State Education Could Be Caught In The Middle Of Gaming Compact Dispute
State education funding could be caught in the middle of the governor and the tribes’ dispute over gaming.
Gaming fees make up more than 5% of public education funding. In fiscal year 2019, tribes paid more than $130 million into public education.
The first tribal fee payment since the governor declared most gambling illegal on Jan. 1 is due next month.
If Gov. Kevin Stitt turns away those funds that he said would have been obtained illegally, that could set up a multi-million-dollar education budget hole.
“The Oklahoma Education Association doesn’t have a position on the fight between the governor and the tribes,” OEA President Alicia Priest said. “However, both sides affect public education funding and our students are counting on them to come to an agreement.”
At a press conference on Thursday, Stitt would not say if he will accept the payment next month, a move some say would show he’s losing the battle.

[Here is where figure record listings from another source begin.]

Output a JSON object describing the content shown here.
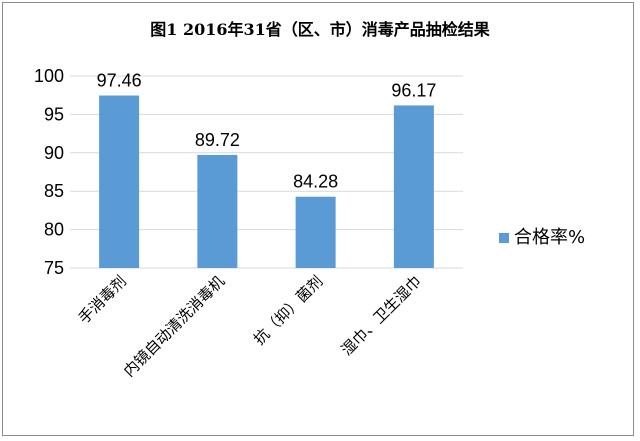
{
  "chart_data": {
    "type": "bar",
    "title": "图1  2016年31省（区、市）消毒产品抽检结果",
    "categories": [
      "手消毒剂",
      "内镜自动清洗消毒机",
      "抗（抑）菌剂",
      "湿巾、卫生湿巾"
    ],
    "series": [
      {
        "name": "合格率%",
        "values": [
          97.46,
          89.72,
          84.28,
          96.17
        ],
        "color": "#5B9BD5"
      }
    ],
    "data_labels": [
      "97.46",
      "89.72",
      "84.28",
      "96.17"
    ],
    "ylim": [
      75,
      100
    ],
    "yticks": [
      75,
      80,
      85,
      90,
      95,
      100
    ],
    "ytick_labels": [
      "75",
      "80",
      "85",
      "90",
      "95",
      "100"
    ],
    "grid": true,
    "legend": "right",
    "xlabel": "",
    "ylabel": ""
  }
}
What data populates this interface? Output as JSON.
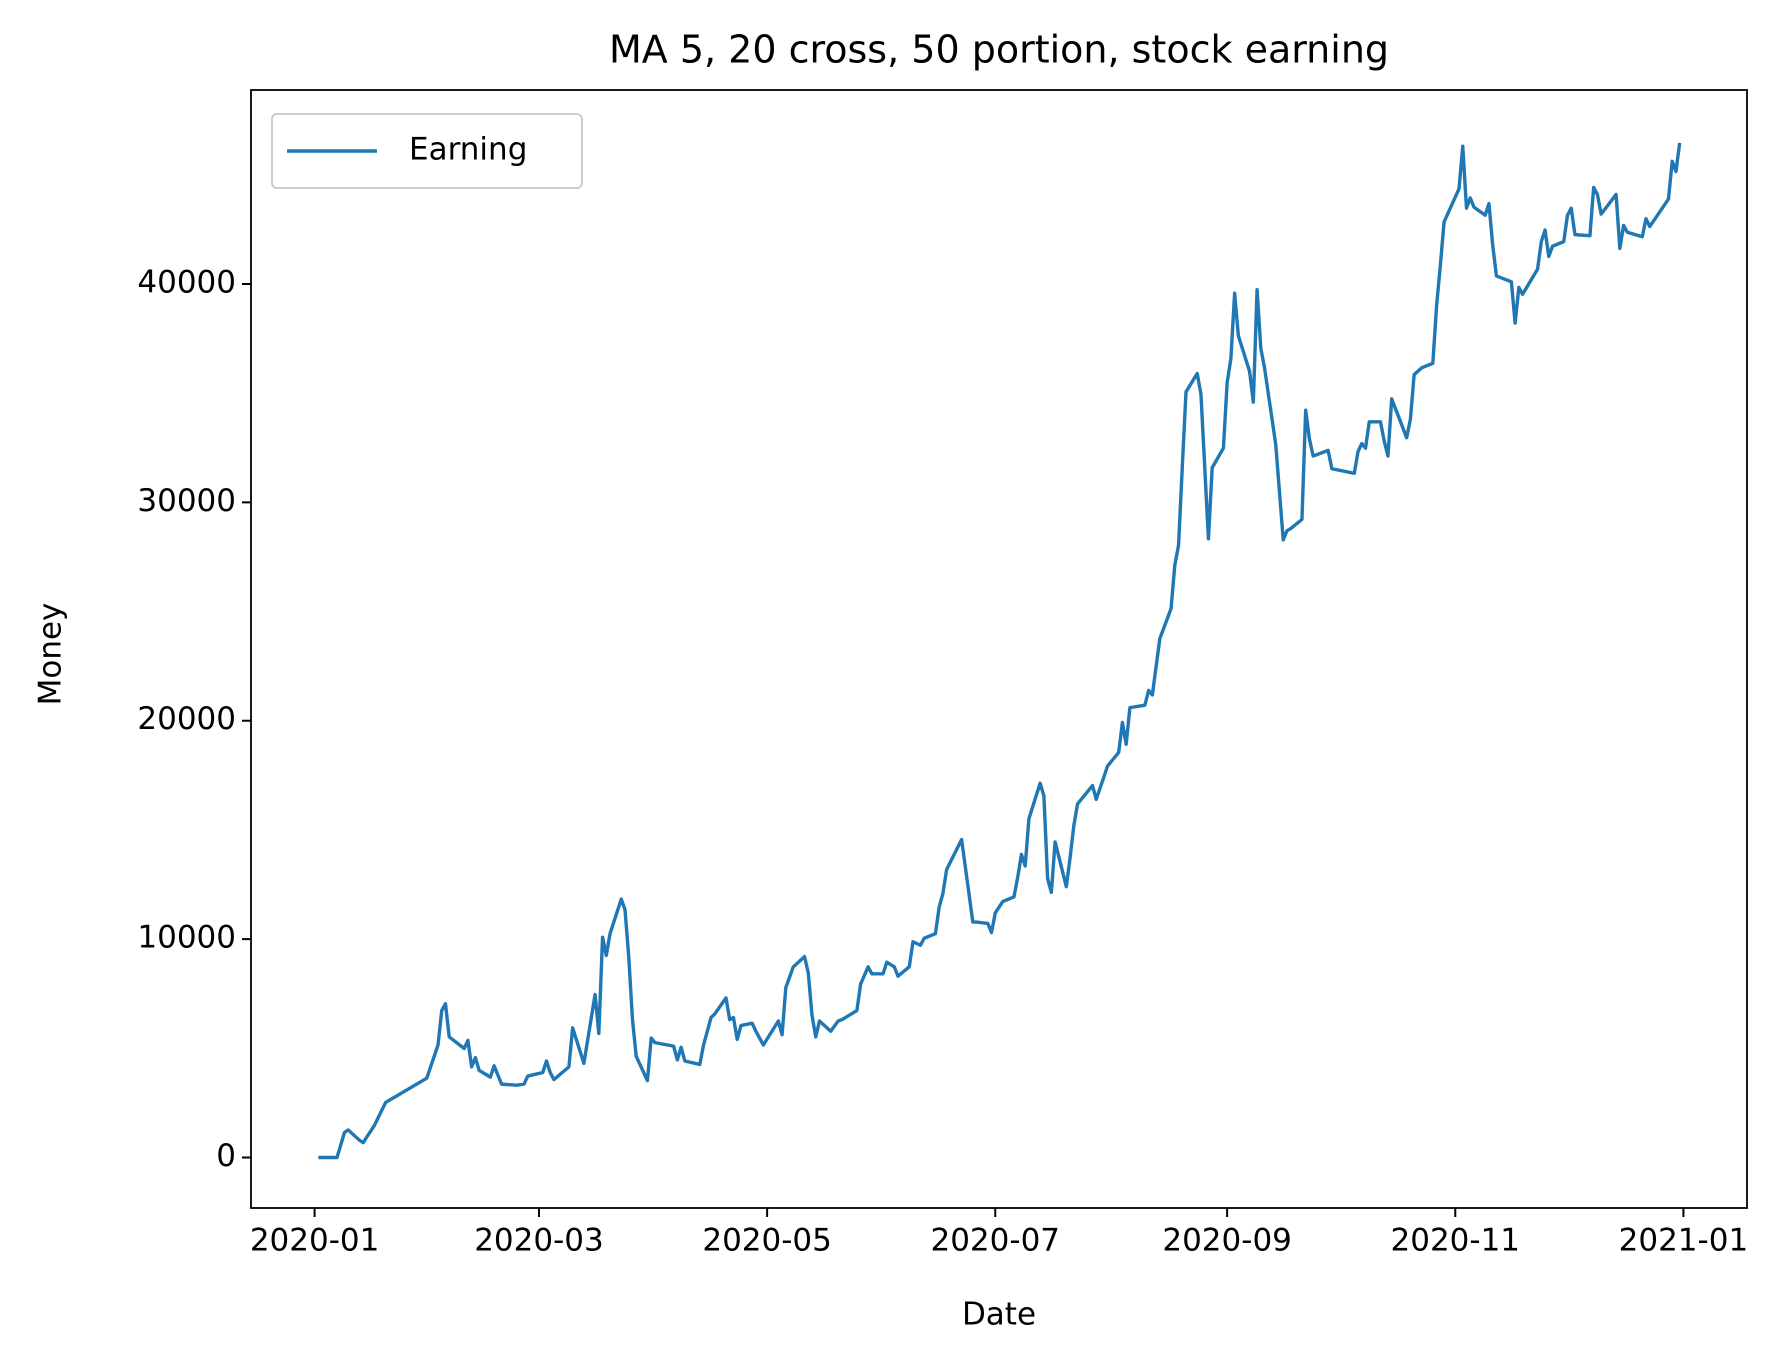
{
  "chart_data": {
    "type": "line",
    "title": "MA 5, 20 cross, 50 portion, stock earning",
    "x_label": "Date",
    "y_label": "Money",
    "xlim": [
      "2019-12-15",
      "2021-01-18"
    ],
    "xticks": [
      {
        "value": "2020-01-01",
        "label": "2020-01"
      },
      {
        "value": "2020-03-01",
        "label": "2020-03"
      },
      {
        "value": "2020-05-01",
        "label": "2020-05"
      },
      {
        "value": "2020-07-01",
        "label": "2020-07"
      },
      {
        "value": "2020-09-01",
        "label": "2020-09"
      },
      {
        "value": "2020-11-01",
        "label": "2020-11"
      },
      {
        "value": "2021-01-01",
        "label": "2021-01"
      }
    ],
    "ylim": [
      -2313,
      48883
    ],
    "yticks": [
      0,
      10000,
      20000,
      30000,
      40000
    ],
    "grid": false,
    "legend": "upper left",
    "x": [
      "2020-01-02",
      "2020-01-07",
      "2020-01-09",
      "2020-01-10",
      "2020-01-13",
      "2020-01-14",
      "2020-01-15",
      "2020-01-17",
      "2020-01-20",
      "2020-01-31",
      "2020-02-03",
      "2020-02-04",
      "2020-02-05",
      "2020-02-06",
      "2020-02-10",
      "2020-02-11",
      "2020-02-12",
      "2020-02-13",
      "2020-02-14",
      "2020-02-17",
      "2020-02-18",
      "2020-02-20",
      "2020-02-24",
      "2020-02-26",
      "2020-02-27",
      "2020-03-02",
      "2020-03-03",
      "2020-03-04",
      "2020-03-05",
      "2020-03-09",
      "2020-03-10",
      "2020-03-13",
      "2020-03-16",
      "2020-03-17",
      "2020-03-18",
      "2020-03-19",
      "2020-03-20",
      "2020-03-23",
      "2020-03-24",
      "2020-03-25",
      "2020-03-26",
      "2020-03-27",
      "2020-03-30",
      "2020-03-31",
      "2020-04-01",
      "2020-04-06",
      "2020-04-07",
      "2020-04-08",
      "2020-04-09",
      "2020-04-13",
      "2020-04-14",
      "2020-04-16",
      "2020-04-17",
      "2020-04-20",
      "2020-04-21",
      "2020-04-22",
      "2020-04-23",
      "2020-04-24",
      "2020-04-27",
      "2020-04-28",
      "2020-04-30",
      "2020-05-04",
      "2020-05-05",
      "2020-05-06",
      "2020-05-08",
      "2020-05-11",
      "2020-05-12",
      "2020-05-13",
      "2020-05-14",
      "2020-05-15",
      "2020-05-18",
      "2020-05-20",
      "2020-05-21",
      "2020-05-25",
      "2020-05-26",
      "2020-05-28",
      "2020-05-29",
      "2020-06-01",
      "2020-06-02",
      "2020-06-04",
      "2020-06-05",
      "2020-06-08",
      "2020-06-09",
      "2020-06-11",
      "2020-06-12",
      "2020-06-15",
      "2020-06-16",
      "2020-06-17",
      "2020-06-18",
      "2020-06-22",
      "2020-06-25",
      "2020-06-26",
      "2020-06-29",
      "2020-06-30",
      "2020-07-01",
      "2020-07-03",
      "2020-07-06",
      "2020-07-07",
      "2020-07-08",
      "2020-07-09",
      "2020-07-10",
      "2020-07-13",
      "2020-07-14",
      "2020-07-15",
      "2020-07-16",
      "2020-07-17",
      "2020-07-20",
      "2020-07-21",
      "2020-07-22",
      "2020-07-23",
      "2020-07-27",
      "2020-07-28",
      "2020-07-30",
      "2020-07-31",
      "2020-08-03",
      "2020-08-04",
      "2020-08-05",
      "2020-08-06",
      "2020-08-10",
      "2020-08-11",
      "2020-08-12",
      "2020-08-14",
      "2020-08-17",
      "2020-08-18",
      "2020-08-19",
      "2020-08-20",
      "2020-08-21",
      "2020-08-24",
      "2020-08-25",
      "2020-08-27",
      "2020-08-28",
      "2020-08-31",
      "2020-09-01",
      "2020-09-02",
      "2020-09-03",
      "2020-09-04",
      "2020-09-07",
      "2020-09-08",
      "2020-09-09",
      "2020-09-10",
      "2020-09-11",
      "2020-09-14",
      "2020-09-16",
      "2020-09-17",
      "2020-09-18",
      "2020-09-21",
      "2020-09-22",
      "2020-09-23",
      "2020-09-24",
      "2020-09-28",
      "2020-09-29",
      "2020-10-05",
      "2020-10-06",
      "2020-10-07",
      "2020-10-08",
      "2020-10-09",
      "2020-10-12",
      "2020-10-13",
      "2020-10-14",
      "2020-10-15",
      "2020-10-19",
      "2020-10-20",
      "2020-10-21",
      "2020-10-23",
      "2020-10-26",
      "2020-10-27",
      "2020-10-28",
      "2020-10-29",
      "2020-11-02",
      "2020-11-03",
      "2020-11-04",
      "2020-11-05",
      "2020-11-06",
      "2020-11-09",
      "2020-11-10",
      "2020-11-11",
      "2020-11-12",
      "2020-11-16",
      "2020-11-17",
      "2020-11-18",
      "2020-11-19",
      "2020-11-23",
      "2020-11-24",
      "2020-11-25",
      "2020-11-26",
      "2020-11-27",
      "2020-11-30",
      "2020-12-01",
      "2020-12-02",
      "2020-12-03",
      "2020-12-07",
      "2020-12-08",
      "2020-12-09",
      "2020-12-10",
      "2020-12-14",
      "2020-12-15",
      "2020-12-16",
      "2020-12-17",
      "2020-12-21",
      "2020-12-22",
      "2020-12-23",
      "2020-12-28",
      "2020-12-29",
      "2020-12-30",
      "2020-12-31"
    ],
    "series": [
      {
        "name": "Earning",
        "color": "#1f77b4",
        "values": [
          0,
          0,
          1150,
          1260,
          790,
          680,
          950,
          1470,
          2520,
          3630,
          5150,
          6730,
          7040,
          5520,
          4990,
          5360,
          4150,
          4570,
          3990,
          3680,
          4200,
          3360,
          3310,
          3360,
          3730,
          3890,
          4420,
          3890,
          3570,
          4150,
          5940,
          4310,
          7460,
          5680,
          10090,
          9250,
          10250,
          11830,
          11350,
          9200,
          6310,
          4630,
          3520,
          5470,
          5260,
          5100,
          4470,
          5050,
          4420,
          4260,
          5150,
          6410,
          6570,
          7310,
          6310,
          6410,
          5410,
          6040,
          6150,
          5780,
          5150,
          6250,
          5620,
          7780,
          8730,
          9200,
          8460,
          6520,
          5520,
          6250,
          5780,
          6250,
          6310,
          6730,
          7940,
          8730,
          8410,
          8410,
          8940,
          8730,
          8300,
          8730,
          9880,
          9720,
          10040,
          10250,
          11460,
          12090,
          13190,
          14560,
          10780,
          10780,
          10720,
          10300,
          11200,
          11720,
          11930,
          12830,
          13880,
          13350,
          15510,
          17140,
          16560,
          12770,
          12140,
          14450,
          12400,
          13720,
          15190,
          16190,
          17030,
          16400,
          17400,
          17920,
          18550,
          19920,
          18920,
          20600,
          20710,
          21390,
          21180,
          23760,
          25130,
          27120,
          28020,
          31590,
          35060,
          35900,
          34950,
          28330,
          31590,
          32480,
          35480,
          36580,
          39580,
          37630,
          36000,
          34590,
          39740,
          37060,
          36160,
          32640,
          28280,
          28700,
          28800,
          29220,
          34220,
          32900,
          32120,
          32380,
          31540,
          31330,
          32330,
          32690,
          32480,
          33690,
          33690,
          32800,
          32120,
          34740,
          32960,
          33810,
          35850,
          36160,
          36370,
          39000,
          40840,
          42840,
          44360,
          46310,
          43470,
          43940,
          43520,
          43150,
          43680,
          41790,
          40370,
          40100,
          38210,
          39840,
          39530,
          40680,
          41940,
          42470,
          41260,
          41730,
          41940,
          43150,
          43470,
          42260,
          42210,
          44420,
          44100,
          43200,
          44100,
          41630,
          42680,
          42370,
          42160,
          42990,
          42630,
          43890,
          45620,
          45150,
          46460
        ]
      }
    ]
  }
}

“I’m not going to get into what I’m going to strategy-wise on the specific fees, but I will protect teachers. I will protect students,” he said.
"The tribes will continue to make their exclusivity fee payments under the compact. There's no question or confusion on our part," Oklahoma Indian Gaming Association chairman Matt Morgan said.

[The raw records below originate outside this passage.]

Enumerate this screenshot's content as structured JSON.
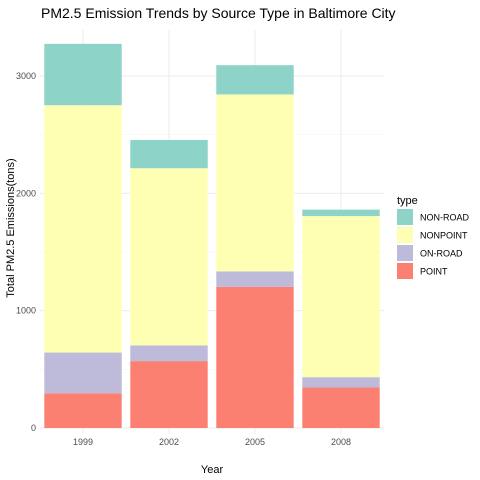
{
  "chart_data": {
    "type": "bar",
    "stacked": true,
    "title": "PM2.5 Emission Trends by Source Type in Baltimore City",
    "xlabel": "Year",
    "ylabel": "Total PM2.5 Emissions(tons)",
    "categories": [
      "1999",
      "2002",
      "2005",
      "2008"
    ],
    "ylim": [
      0,
      3300
    ],
    "yticks": [
      0,
      1000,
      2000,
      3000
    ],
    "grid": true,
    "legend": {
      "title": "type",
      "position": "right"
    },
    "series": [
      {
        "name": "POINT",
        "color": "#fb8072",
        "values": [
          296,
          570,
          1203,
          345
        ]
      },
      {
        "name": "ON-ROAD",
        "color": "#bebada",
        "values": [
          347,
          134,
          131,
          88
        ]
      },
      {
        "name": "NONPOINT",
        "color": "#ffffb3",
        "values": [
          2108,
          1510,
          1509,
          1373
        ]
      },
      {
        "name": "NON-ROAD",
        "color": "#8dd3c7",
        "values": [
          523,
          241,
          249,
          55
        ]
      }
    ],
    "legend_order": [
      "NON-ROAD",
      "NONPOINT",
      "ON-ROAD",
      "POINT"
    ]
  }
}
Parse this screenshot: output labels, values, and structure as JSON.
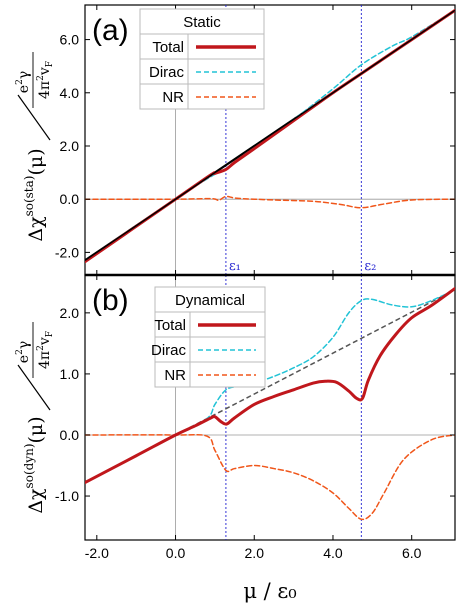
{
  "figure": {
    "xlabel": "μ / ε₀",
    "colors": {
      "total": "#c0171c",
      "dirac": "#22c3d6",
      "nr": "#f0561a",
      "guide": "#555555",
      "vline": "#1f1fd0",
      "black": "#000000"
    }
  },
  "chart_data": [
    {
      "type": "line",
      "panel_label": "(a)",
      "legend_title": "Static",
      "ylabel": "Δχ^so(sta)(μ) / (e²γ / 4π²v_F)",
      "xlim": [
        -2.3,
        7.1
      ],
      "ylim": [
        -2.85,
        7.3
      ],
      "yticks": [
        -2.0,
        0.0,
        2.0,
        4.0,
        6.0
      ],
      "ytick_labels": [
        "-2.0",
        "0.0",
        "2.0",
        "4.0",
        "6.0"
      ],
      "vlines": [
        {
          "x": 1.28,
          "label": "ε₁"
        },
        {
          "x": 4.72,
          "label": "ε₂"
        }
      ],
      "series": [
        {
          "name": "Total",
          "style": "solid",
          "x": [
            -2.3,
            0.0,
            0.9,
            1.0,
            1.28,
            1.5,
            2.0,
            3.0,
            4.0,
            4.72,
            5.5,
            6.0,
            7.1
          ],
          "y": [
            -2.35,
            0.0,
            0.92,
            0.97,
            1.12,
            1.38,
            1.9,
            2.95,
            4.0,
            4.72,
            5.5,
            6.0,
            7.1
          ]
        },
        {
          "name": "Dirac",
          "style": "dashed",
          "x": [
            -2.3,
            0.0,
            0.9,
            1.28,
            1.5,
            2.0,
            3.0,
            4.0,
            4.72,
            5.5,
            6.0,
            7.1
          ],
          "y": [
            -2.35,
            0.0,
            0.85,
            1.15,
            1.4,
            1.95,
            3.0,
            4.15,
            5.05,
            5.75,
            6.1,
            7.1
          ]
        },
        {
          "name": "NR",
          "style": "dashed",
          "x": [
            -2.3,
            0.0,
            0.9,
            1.1,
            1.28,
            1.6,
            2.5,
            3.5,
            4.2,
            4.72,
            5.3,
            6.0,
            7.1
          ],
          "y": [
            0.0,
            0.0,
            0.02,
            -0.04,
            0.1,
            0.03,
            -0.03,
            -0.08,
            -0.2,
            -0.32,
            -0.18,
            -0.03,
            0.0
          ]
        }
      ],
      "reference": {
        "style": "solid",
        "color": "black",
        "x": [
          -2.3,
          7.1
        ],
        "y": [
          -2.3,
          7.1
        ]
      }
    },
    {
      "type": "line",
      "panel_label": "(b)",
      "legend_title": "Dynamical",
      "ylabel": "Δχ^so(dyn)(μ) / (e²γ / 4π²v_F)",
      "xlim": [
        -2.3,
        7.1
      ],
      "ylim": [
        -1.72,
        2.62
      ],
      "xticks": [
        -2.0,
        0.0,
        2.0,
        4.0,
        6.0
      ],
      "xtick_labels": [
        "-2.0",
        "0.0",
        "2.0",
        "4.0",
        "6.0"
      ],
      "yticks": [
        -1.0,
        0.0,
        1.0,
        2.0
      ],
      "ytick_labels": [
        "-1.0",
        "0.0",
        "1.0",
        "2.0"
      ],
      "vlines": [
        {
          "x": 1.28,
          "label": "ε₁"
        },
        {
          "x": 4.72,
          "label": "ε₂"
        }
      ],
      "series": [
        {
          "name": "Total",
          "style": "solid",
          "x": [
            -2.3,
            -1.0,
            0.0,
            0.5,
            0.9,
            1.0,
            1.15,
            1.3,
            1.5,
            2.0,
            2.5,
            3.0,
            3.5,
            3.8,
            4.1,
            4.4,
            4.6,
            4.75,
            4.9,
            5.2,
            5.6,
            6.0,
            6.5,
            7.1
          ],
          "y": [
            -0.78,
            -0.34,
            0.0,
            0.15,
            0.28,
            0.3,
            0.22,
            0.18,
            0.28,
            0.5,
            0.63,
            0.74,
            0.85,
            0.88,
            0.86,
            0.72,
            0.6,
            0.6,
            0.9,
            1.3,
            1.65,
            1.92,
            2.12,
            2.4
          ]
        },
        {
          "name": "Dirac",
          "style": "dashed",
          "x": [
            -2.3,
            0.0,
            0.8,
            1.0,
            1.28,
            1.6,
            2.0,
            2.5,
            3.0,
            3.5,
            4.0,
            4.4,
            4.72,
            5.0,
            5.5,
            6.0,
            6.5,
            7.1
          ],
          "y": [
            -0.78,
            0.0,
            0.27,
            0.5,
            0.74,
            0.8,
            0.85,
            0.96,
            1.1,
            1.28,
            1.6,
            2.0,
            2.2,
            2.22,
            2.13,
            2.1,
            2.2,
            2.38
          ]
        },
        {
          "name": "NR",
          "style": "dashed",
          "x": [
            -2.3,
            0.0,
            0.8,
            1.0,
            1.28,
            1.5,
            2.0,
            2.5,
            3.0,
            3.5,
            4.0,
            4.4,
            4.72,
            5.0,
            5.3,
            5.8,
            6.5,
            7.1
          ],
          "y": [
            0.0,
            0.0,
            -0.02,
            -0.25,
            -0.58,
            -0.55,
            -0.5,
            -0.55,
            -0.62,
            -0.75,
            -0.95,
            -1.2,
            -1.38,
            -1.28,
            -0.95,
            -0.4,
            -0.08,
            0.0
          ]
        }
      ],
      "reference": {
        "style": "dashed",
        "color": "guide",
        "x": [
          0.0,
          7.1
        ],
        "y": [
          0.0,
          2.38
        ]
      }
    }
  ]
}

In a statement to News 9, Stitt said in part, “We are working on a plan to protect public education while this is addressed in court. I will not allow teachers’ and students’ resources to be unnecessarily disrupted by the tribes’ lawsuit.”
The governor responded to a federal lawsuit by the state's most powerful tribes Wednesday and put the blame on the tribes for refusing to engage in negotiations.
The tribes said negotiations aren't necessary because the agreement automatically renews.
“What we would hope from this is that the adults in the room could come to an agreement and could think of not only the short-term but the long-term wins for all of Oklahomans,” Priest said.